CLINICAL trials for a vaccine against the novel coronavirus are due to start in Spain ‘imminently’.
Spain’s Agency for Medicine and Health Products (AEMPS) has authorised the trial by US multinational Johnson & Johnson.
It will involve 190 healthy volunteers and be held across three Spanish hospitals, according to Health minister Salvador Illa, who said the search for volunteers is on.
Another 400 people are taking part in the medical tests in Germany and Belgium.
They will be aged between 18 and 55 and over 65.
The Spanish hospitals taking part are La Paz and La Princesa in Madrid, and Marques de Valdecilla in Santander .
This is Phase 2 of the trial and is expected to take two months to complete, although preliminary results may be available in just a month. Phase 1 has been carried out in the US and Belgium.
There will then be a Phase 3 before the vaccine can be rolled out.
Illa has previously said that he expects a vaccine to be available ‘by the end of the year’.

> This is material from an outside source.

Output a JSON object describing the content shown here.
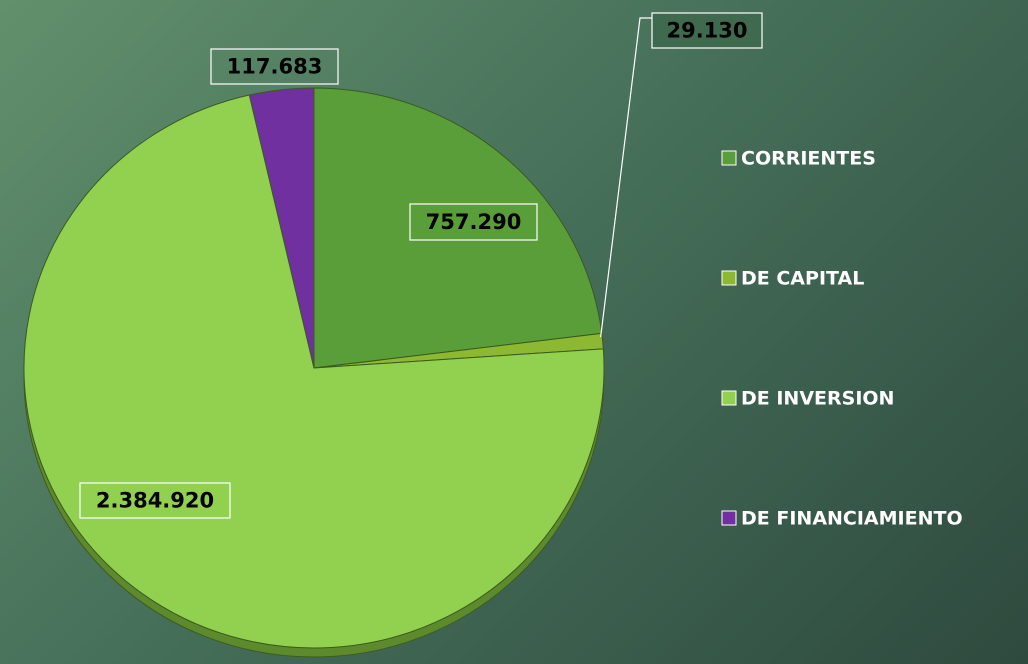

In an interview with Spanish television show ‘El Rojo Vivo’, Illa announced that an agreement had been reached with British – Swedish pharmaceutical company AstraZeneca.
The vaccine, AZD7442, has been developed by AstraZeneca and Oxford University.
Spain secured an order for 31 million doses of a potential vaccine on August 14, it was announced.
But the doses will not be delivered until clinical trials on 30,000 volunteers have been completed.
The AstraZeneca order will bolster a further 80 million doses authorised by American laboratory Moderna to be manufactured in Madrid.
Other companies such as Sonfi, GSK and Janssen are also in talks with the European Commission to supply Spain with vaccines, honouring their word of supplying a minimum of 1.1 billion doses in Spain by 2021.